Before we get into this week’s jawn, I want to give a thanks to Zak Rosen and Slate’s parenting podcast Care & Feeding for shouting out this here newsletter in a recent episode.
I also want to give a thanks to Hard as F*cker (that’s what I call you subscribers, btw) and old pal Matt Valerio, who was the one who sent the newsletter to Zak in the first place.
My work can be extremely isolating. In fact, I’d say that, for more than 90% of my professional life, I’m sitting alone, at my desk, in a dark office in the back of my home. I write stories and newsletters and I fire them out into the world. And sometimes, it can feel like I’m shouting into the void. So to hear that these stories are connecting out in the world, that people are reading, and that it’s all having some kind of impact means the world to me. So thanks for reading, thanks for sharing, thanks for commenting.
Now, onto the jawn.
The podcast episode in which Zak shouted Being a Dad is Hard as F*ck out was all about parenting under Trump 2.0, what that means, and how we can best approach raising kind and empathetic kids in a world where hatred and fear are the message, rather than love and acceptance.
Zak referenced a very recent newsletter, one that I wrote in the immediate aftermath of Trump’s victory, one that I wrote in a time when I had little hope (to be clear, I still have little hope, perhaps even less now).
But let me tell you about a time when I did have hope.
Like many Americans, I never wanted Joe Biden to be President. In fact, the 2020 election was the first time in my adult life I voted against something rather than for something. It’s a big and important distinction. But, after spending most of my adulthood living and voting in New York and New Jersey, where my typical third-party votes didn’t have much of an impact on the election’s outcomes, living in a swing state meant that my vote could very well help decide the election (which was and remains a thrill and yet another of the hundred reasons we need to abolish the electoral college… but that’s a rant for a different newsletter).
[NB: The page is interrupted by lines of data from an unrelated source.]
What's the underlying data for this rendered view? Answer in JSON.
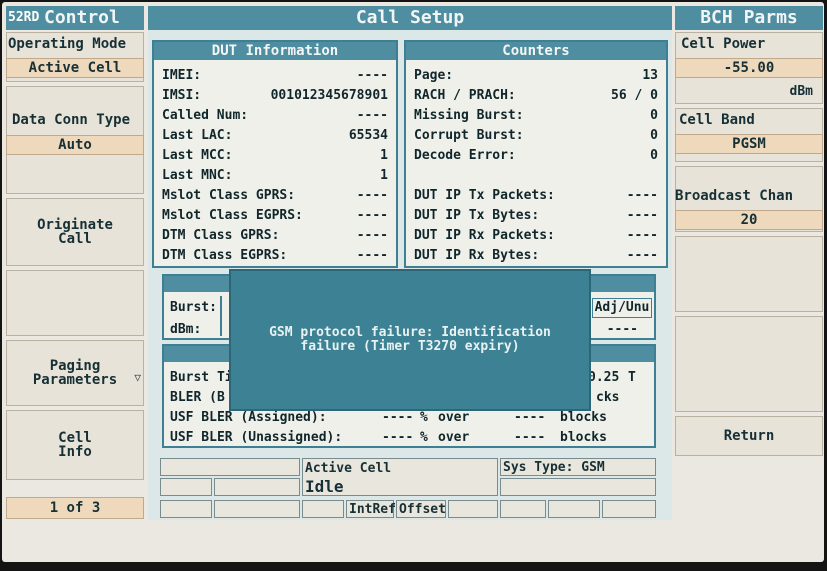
{
  "watermark": "52RD",
  "left": {
    "header": "Control",
    "operating_mode": {
      "title": "Operating Mode",
      "value": "Active Cell"
    },
    "data_conn_type": {
      "title": "Data Conn Type",
      "value": "Auto"
    },
    "originate_call": "Originate\nCall",
    "paging_parameters": "Paging\nParameters",
    "paging_more": "▽",
    "cell_info": "Cell\nInfo",
    "page_indicator": "1 of 3"
  },
  "center": {
    "header": "Call Setup",
    "dut_info": {
      "title": "DUT Information",
      "rows": [
        {
          "label": "IMEI:",
          "value": "----"
        },
        {
          "label": "IMSI:",
          "value": "001012345678901"
        },
        {
          "label": "Called Num:",
          "value": "----"
        },
        {
          "label": "Last LAC:",
          "value": "65534"
        },
        {
          "label": "Last MCC:",
          "value": "1"
        },
        {
          "label": "Last MNC:",
          "value": "1"
        },
        {
          "label": "Mslot Class GPRS:",
          "value": "----"
        },
        {
          "label": "Mslot Class EGPRS:",
          "value": "----"
        },
        {
          "label": "DTM Class GPRS:",
          "value": "----"
        },
        {
          "label": "DTM Class EGPRS:",
          "value": "----"
        }
      ]
    },
    "counters": {
      "title": "Counters",
      "rows": [
        {
          "label": "Page:",
          "value": "13"
        },
        {
          "label": "RACH / PRACH:",
          "value": "56 / 0"
        },
        {
          "label": "Missing Burst:",
          "value": "0"
        },
        {
          "label": "Corrupt Burst:",
          "value": "0"
        },
        {
          "label": "Decode Error:",
          "value": "0"
        },
        {
          "label": "",
          "value": ""
        },
        {
          "label": "DUT IP Tx Packets:",
          "value": "----"
        },
        {
          "label": "DUT IP Tx Bytes:",
          "value": "----"
        },
        {
          "label": "DUT IP Rx Packets:",
          "value": "----"
        },
        {
          "label": "DUT IP Rx Bytes:",
          "value": "----"
        }
      ]
    },
    "mid": {
      "burst_label": "Burst:",
      "dbm_label": "dBm:",
      "adj_label": "Adj/Unu",
      "adj_value": "----"
    },
    "bler": {
      "burst_ti": "Burst Ti",
      "value_025": "0.25",
      "t_unit": "T",
      "bler_b": "BLER (B",
      "blocks1": "cks",
      "usf_assigned": "USF BLER (Assigned):",
      "usf_unassigned": "USF BLER (Unassigned):",
      "dash": "----",
      "pct": "%",
      "over": "over",
      "blocks": "blocks"
    },
    "dialog": {
      "line1": "GSM protocol failure: Identification",
      "line2": "failure (Timer T3270 expiry)"
    }
  },
  "status": {
    "active_cell_label": "Active Cell",
    "active_cell_value": "Idle",
    "sys_type": "Sys Type: GSM",
    "intref": "IntRef",
    "offset": "Offset"
  },
  "right": {
    "header": "BCH Parms",
    "cell_power": {
      "title": "Cell Power",
      "value": "-55.00",
      "unit": "dBm"
    },
    "cell_band": {
      "title": "Cell Band",
      "value": "PGSM"
    },
    "broadcast_chan": {
      "title": "Broadcast Chan",
      "value": "20"
    },
    "return": "Return"
  }
}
Given the stakes, I swallowed my fiercely independent pride and cast a vote against Donald Trump.
Still, like so many of us, I was thrilled when, a few weeks after election day, Biden’s victory was confirmed. America voted against hatred, fear, and cronyism and that was reason enough to party.
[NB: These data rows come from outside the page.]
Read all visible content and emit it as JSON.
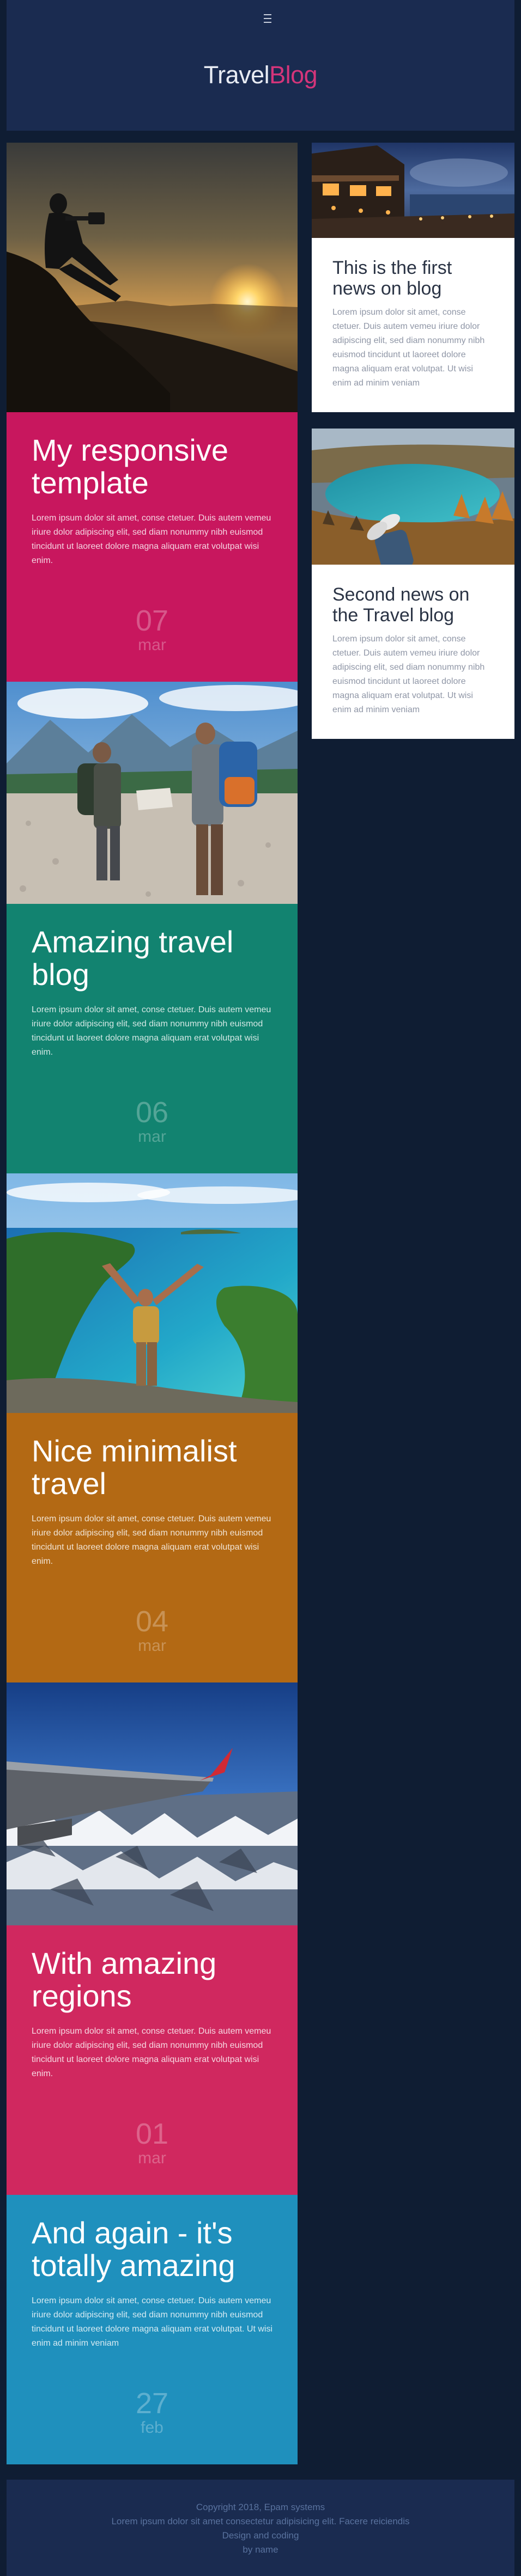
{
  "header": {
    "menu_icon": "hamburger-menu-icon",
    "logo_part1": "Travel",
    "logo_part2": "Blog",
    "logo_color1": "#e8ecf4",
    "logo_color2": "#d4357a"
  },
  "posts": [
    {
      "title": "My responsive template",
      "text": "Lorem ipsum dolor sit amet, conse ctetuer. Duis autem vemeu iriure dolor adipiscing elit, sed diam nonummy nibh euismod tincidunt ut laoreet dolore magna aliquam erat volutpat wisi enim.",
      "day": "07",
      "month": "mar",
      "color": "#c8175e",
      "image": "sunset-photographer-photo"
    },
    {
      "title": "Amazing travel blog",
      "text": "Lorem ipsum dolor sit amet, conse ctetuer. Duis autem vemeu iriure dolor adipiscing elit, sed diam nonummy nibh euismod tincidunt ut laoreet dolore magna aliquam erat volutpat wisi enim.",
      "day": "06",
      "month": "mar",
      "color": "#128370",
      "image": "hikers-map-photo"
    },
    {
      "title": "Nice minimalist travel",
      "text": "Lorem ipsum dolor sit amet, conse ctetuer. Duis autem vemeu iriure dolor adipiscing elit, sed diam nonummy nibh euismod tincidunt ut laoreet dolore magna aliquam erat volutpat wisi enim.",
      "day": "04",
      "month": "mar",
      "color": "#b36914",
      "image": "tropical-island-photo"
    },
    {
      "title": "With amazing regions",
      "text": "Lorem ipsum dolor sit amet, conse ctetuer. Duis autem vemeu iriure dolor adipiscing elit, sed diam nonummy nibh euismod tincidunt ut laoreet dolore magna aliquam erat volutpat wisi enim.",
      "day": "01",
      "month": "mar",
      "color": "#d0285f",
      "image": "airplane-wing-photo"
    },
    {
      "title": "And again - it's totally amazing",
      "text": "Lorem ipsum dolor sit amet, conse ctetuer. Duis autem vemeu iriure dolor adipiscing elit, sed diam nonummy nibh euismod tincidunt ut laoreet dolore magna aliquam erat volutpat. Ut wisi enim ad minim veniam",
      "day": "27",
      "month": "feb",
      "color": "#1f90bd"
    }
  ],
  "news": [
    {
      "title": "This is the first news on blog",
      "text": "Lorem ipsum dolor sit amet, conse ctetuer. Duis autem vemeu iriure dolor adipiscing elit, sed diam nonummy nibh euismod tincidunt ut laoreet dolore magna aliquam erat volutpat. Ut wisi enim ad minim veniam",
      "image": "resort-dusk-photo"
    },
    {
      "title": "Second news on the Travel blog",
      "text": "Lorem ipsum dolor sit amet, conse ctetuer. Duis autem vemeu iriure dolor adipiscing elit, sed diam nonummy nibh euismod tincidunt ut laoreet dolore magna aliquam erat volutpat. Ut wisi enim ad minim veniam",
      "image": "mountain-lake-photo"
    }
  ],
  "footer": {
    "line1": "Copyright 2018, Epam systems",
    "line2": "Lorem ipsum dolor sit amet consectetur adipisicing elit. Facere reiciendis",
    "line3": "Design and coding",
    "line4": "by name"
  }
}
Emily and I grabbed our son and rushed to the streets of our little downtown to celebrate. An impromptu parade took to the streets, people honking horns, waving American flags, waving LGBTQ+ flags, hugging, dancing. Later that evening, after our son went to sleep, Emily and I had our own celebration. It’s not so much that politics make either of us horny (gross) so much as we were full of booze and joy and hope and what better time to fuck the person you love than that?
A few weeks later, we found out that Emily was pregnant. We did some rough math and realized that it was more than likely the election-night tumble that resulted in the pregnancy. And maybe that’s why our little girl is such a cannonball of sunshine; because she was conceived in the throes of love, joy, happiness, and hope.
But even though that day was full of promise, it’s now tainted by fear.
Because, as I’ve written in this newsletter before, safe access to an abortion is the only reason my daughter is here today. If that sounds complicated, please read the story. In fact, as Emily had just endured a miscarriage, we weren’t at all prepared to try for a second kid at that point.
Still, in that moment, Emily and I were full of hope for the future. And that hope resulted in one of the greatest gifts we’ve ever enjoyed.
I’m not sure what to think about a lot of things. The one thing that’s crystal clear to me, as it almost always is, is a concern for my kids.
For my daughter, I worry that she won’t enjoy the same bodily autonomy so many women before her have. For my son, I worry that he’ll internalize the messages from a place in which women are considered second-class citizens, despite what he’s taught at home.
For both of my kids, I worry that they’ll become some part of a marginalized community (as the kids of a Jewish woman, they kind of already are). If our kids grow up to be gay or queer or trans or anything other than heterosexual, cisgendered kids, Emily and I will welcome and love them exactly as we always have. But it scares the hell out of me that the country where they were born may not.
Until all of this sorts itself out, if it ever does, I’ll try and remember that day as well as any other; the day that we carried so much hope in our hearts, the day that gave us our little girl.
Thanks for sharing your perspective, as always.
I remember that night in Chapel Hill, and the look of joy and wonder on my kids' faces as they watched the celebration. I took a video on my phone. When it came up on Timehop this year, it was a gutpunch.